Pope Francis, who made headlines in the first months of his papacy by responding, “Who am I to judge?” when asked about gay priests, has now signed off on a Vatican decree that priests cannot bless same-sex unions since God “cannot bless sin.”

by Christopher White

The decree, issued by the Vatican’s Congregation for the Doctrine of the Faith on March 15, states, “It is not licit to impart a blessing on relationships, or partnerships, even stable, that involve sexual activity outside of marriage.”

For some, the new decree may result in whiplash, coming less than five months after the pope made headlines in a documentary film for once more affirming his support of civil union laws for same-sex couples.

A file photo shows a same-sex couple exchanging rings during a ceremony in Salt Lake City. (CNS/Reuters/Jim Urquhar)

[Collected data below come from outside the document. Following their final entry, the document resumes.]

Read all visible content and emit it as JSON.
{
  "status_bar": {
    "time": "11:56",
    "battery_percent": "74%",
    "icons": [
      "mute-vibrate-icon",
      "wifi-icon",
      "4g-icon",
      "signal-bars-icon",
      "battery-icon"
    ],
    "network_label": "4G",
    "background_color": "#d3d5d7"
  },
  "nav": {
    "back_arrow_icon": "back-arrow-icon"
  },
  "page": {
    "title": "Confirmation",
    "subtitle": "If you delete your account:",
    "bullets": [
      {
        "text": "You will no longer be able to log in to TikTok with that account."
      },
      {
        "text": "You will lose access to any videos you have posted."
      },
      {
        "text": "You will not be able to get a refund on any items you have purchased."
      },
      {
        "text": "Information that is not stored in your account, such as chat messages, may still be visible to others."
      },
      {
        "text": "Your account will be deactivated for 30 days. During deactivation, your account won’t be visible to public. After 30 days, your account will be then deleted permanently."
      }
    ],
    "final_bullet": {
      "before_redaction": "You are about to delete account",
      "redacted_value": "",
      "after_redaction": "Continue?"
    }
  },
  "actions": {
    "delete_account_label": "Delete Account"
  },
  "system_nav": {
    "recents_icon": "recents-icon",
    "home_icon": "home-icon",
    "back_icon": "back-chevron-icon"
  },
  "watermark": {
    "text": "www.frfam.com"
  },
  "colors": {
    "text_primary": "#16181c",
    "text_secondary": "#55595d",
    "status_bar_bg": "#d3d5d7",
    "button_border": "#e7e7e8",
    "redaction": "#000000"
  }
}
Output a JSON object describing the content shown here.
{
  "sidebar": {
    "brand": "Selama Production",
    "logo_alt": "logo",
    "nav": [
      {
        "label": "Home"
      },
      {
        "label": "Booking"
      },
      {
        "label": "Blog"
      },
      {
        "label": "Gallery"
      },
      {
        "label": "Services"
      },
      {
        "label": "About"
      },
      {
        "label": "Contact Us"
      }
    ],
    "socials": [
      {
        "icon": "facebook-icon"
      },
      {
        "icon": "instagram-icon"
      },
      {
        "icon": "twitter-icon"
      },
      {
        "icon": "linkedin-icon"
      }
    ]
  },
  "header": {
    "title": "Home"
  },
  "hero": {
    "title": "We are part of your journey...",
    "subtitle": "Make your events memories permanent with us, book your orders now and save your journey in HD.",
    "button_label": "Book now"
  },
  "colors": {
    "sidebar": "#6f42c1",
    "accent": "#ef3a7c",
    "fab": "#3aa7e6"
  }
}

For others, it’s further affirmation of the church’s teaching that “homosexual acts are intrinsically disordered.” But for all, it’s another tricky move in Francis’ tightrope walk of upholding church teaching, while also trying to extend a warmer welcome to LGBTQ persons.

A priest can bless a housean automobile and a pet; the 400-page Book of Blessings, which is both approved by the Vatican and local bishops’ conferences, even includes prayers for fishing gear, boats and athletic fields.

Among the objects and persons that can be blessed by priests are gay individuals — but with a caveat.

According to the new decree, a priest can bless a person who happens to be gay, but they must “manifest the will to live in fidelity to the revealed plans of God as proposed by Church teaching.” The same conditions apply to “any union that involves sexual activity outside of marriage.”

“This is a version of the old tried-and-true ‘love the sinner, but hate the sin’ mentality that shows up not only in Roman Catholicism but in other Christian denominations,” said Patrick Hornbeck, professor of theology at Fordham University. 

Pope Francis has been viewed with cautious optimism by LGBTQ groups because of remarks like his statement, widely published in 2020, that homosexuals are “part of the family” and that same-sex and other nontraditional couples need a “civil union law.”

But rights advocates also noted that the pope’s remarks didn’t promise a change within the church, saying the comment seemed to reflect his own opinions, rather than a shift in Catholic doctrine.